Trata-se sim, de se rediscutir o conceito de sucesso, palavra que hoje se lê: $uce$$o! Que tipo de conquista faz o homem ser bem-sucedido? O que o faz realmente feliz? Quais devem ser seus reais valores: os financeiros? os materiais? os sociais? os familiares? os profissionais? os que propiciam o crescimento da coletividade humana em direção à consciência cósmica? Se todos eles o são, onde cada um deve se situar na escala de valores do homem? Quem deve definir em que nível da escala tais valores devem se posicionar: a sociedade? a mídia? a igreja? o governo? ou ele próprio? Como fazer da educação um instrumento para preparar o ser humano para ser ele mesmo o protagonista destas escolhas?
Se os primeiros pensadores econômicos pudessem ter antevisto as consequências da interpretação econômica que fizeram do comportamento materialista da sociedade em seu tempo, provavelmente teriam enunciado premissas econômicas mais em linha com a natureza evolutiva do homem, no sentido da matéria para o espírito:
“Os recursos que asseguram a paz social e individual, proporcionando a felicidade dos seres humanos, são ‘ilimitados’, pois são renováveis, recicláveis e expansíveis, ou provém de dimensões onde tempo, espaço e matéria não são relevantes; e as necessidades materiais dos seres humanos são ‘limitadas’ ao seu direito e à sua responsabilidade de preservar sua saúde física e mental, e garantir a realização de suas experiências sociais e individuais espiritualmente evolutivas”.
Mas, para isso, ao homem teria sido necessário um mínimo de conhecimento de si mesmo, de sua natureza espiritual, para que seu comportamento, à época, ensejasse o enunciado de leis econômicas holisticamente abrangentes, que integrasse, numa só ciência, a economia, a ética, a ecologia, a política e a espiritualidade.
A “lei da escassez”, então, baseia-se numa característica humana, o apego à matéria, que precisa ser superada, sob pena de ser a vida no planeta inviabilizada em curto prazo. As autênticas necessidades humanas devem substituir as necessidades ilusórias e superficiais, ditadas pela vaidade e pelo comodismo, e reforçadas pela propaganda ostensiva ou sutil. Por outro lado, a natureza provê, em abundância, os recursos para a sustentação do homem em sua caminhada rumo ao seu autoconhecimento, verdadeira razão para suas experiências neste planeta.
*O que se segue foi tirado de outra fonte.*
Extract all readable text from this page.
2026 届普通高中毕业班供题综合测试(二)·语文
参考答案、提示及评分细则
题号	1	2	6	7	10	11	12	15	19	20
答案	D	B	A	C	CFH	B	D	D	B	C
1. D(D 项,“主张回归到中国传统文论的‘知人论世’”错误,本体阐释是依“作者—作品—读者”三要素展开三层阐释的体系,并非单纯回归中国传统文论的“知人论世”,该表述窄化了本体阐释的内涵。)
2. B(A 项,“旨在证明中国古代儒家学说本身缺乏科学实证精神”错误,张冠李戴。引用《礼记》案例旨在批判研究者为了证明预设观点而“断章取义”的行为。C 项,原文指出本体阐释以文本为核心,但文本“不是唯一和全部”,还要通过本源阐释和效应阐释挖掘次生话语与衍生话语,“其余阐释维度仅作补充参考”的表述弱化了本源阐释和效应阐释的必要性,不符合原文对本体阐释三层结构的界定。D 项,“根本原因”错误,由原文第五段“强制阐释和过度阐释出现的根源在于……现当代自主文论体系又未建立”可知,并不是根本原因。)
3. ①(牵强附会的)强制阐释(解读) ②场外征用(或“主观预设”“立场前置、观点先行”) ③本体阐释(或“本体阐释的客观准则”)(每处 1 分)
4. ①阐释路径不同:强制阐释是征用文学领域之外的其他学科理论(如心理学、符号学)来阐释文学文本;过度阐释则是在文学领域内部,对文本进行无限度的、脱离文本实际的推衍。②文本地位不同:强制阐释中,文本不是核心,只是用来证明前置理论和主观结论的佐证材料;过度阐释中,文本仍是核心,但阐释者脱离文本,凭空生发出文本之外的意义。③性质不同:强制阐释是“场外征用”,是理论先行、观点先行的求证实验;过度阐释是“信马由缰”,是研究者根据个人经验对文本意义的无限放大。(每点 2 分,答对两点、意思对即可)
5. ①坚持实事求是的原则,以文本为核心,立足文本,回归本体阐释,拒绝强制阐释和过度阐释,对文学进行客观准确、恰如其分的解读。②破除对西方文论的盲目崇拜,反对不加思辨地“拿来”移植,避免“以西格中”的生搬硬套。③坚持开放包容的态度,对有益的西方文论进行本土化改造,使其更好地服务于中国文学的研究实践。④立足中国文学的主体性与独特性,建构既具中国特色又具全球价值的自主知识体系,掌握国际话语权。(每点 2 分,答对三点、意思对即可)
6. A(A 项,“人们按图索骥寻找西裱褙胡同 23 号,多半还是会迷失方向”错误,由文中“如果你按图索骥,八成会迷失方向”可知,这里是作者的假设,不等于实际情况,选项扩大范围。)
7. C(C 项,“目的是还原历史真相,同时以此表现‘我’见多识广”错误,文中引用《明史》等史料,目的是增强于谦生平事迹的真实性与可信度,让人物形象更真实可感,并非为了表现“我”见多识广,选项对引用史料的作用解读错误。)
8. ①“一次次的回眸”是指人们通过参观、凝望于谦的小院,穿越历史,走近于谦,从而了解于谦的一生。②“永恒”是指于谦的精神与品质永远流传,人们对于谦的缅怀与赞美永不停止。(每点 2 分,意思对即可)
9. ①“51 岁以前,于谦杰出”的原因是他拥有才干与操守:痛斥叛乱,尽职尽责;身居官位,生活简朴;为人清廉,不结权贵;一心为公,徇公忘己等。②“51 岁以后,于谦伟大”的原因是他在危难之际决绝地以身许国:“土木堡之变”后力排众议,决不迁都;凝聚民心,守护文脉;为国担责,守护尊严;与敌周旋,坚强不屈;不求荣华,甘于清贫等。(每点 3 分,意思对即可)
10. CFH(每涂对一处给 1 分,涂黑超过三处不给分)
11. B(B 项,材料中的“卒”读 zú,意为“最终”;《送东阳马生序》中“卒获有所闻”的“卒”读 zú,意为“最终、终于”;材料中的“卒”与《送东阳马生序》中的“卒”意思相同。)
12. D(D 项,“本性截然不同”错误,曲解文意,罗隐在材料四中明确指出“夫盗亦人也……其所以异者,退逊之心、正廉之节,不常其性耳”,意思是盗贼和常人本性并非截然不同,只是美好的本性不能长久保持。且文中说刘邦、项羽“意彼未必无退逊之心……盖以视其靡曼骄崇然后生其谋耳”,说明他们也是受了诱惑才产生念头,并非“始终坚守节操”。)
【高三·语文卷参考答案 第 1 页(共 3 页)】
Se este plano cósmico, milagrosamente elaborado, for sabotado pela ganância do ser humano, que razão existirá para a permanência da vida humana no planeta?
Revogue-se, pois, a “lei da escassez”, absoluta negação da Lei Universal da Abundância. Coloque-se o homem em harmonia com seu semelhante e com a natureza. Faça ele seu projeto de vida o desenvolvimento de sua consciência em direção ao seu destino inexorável: Deus!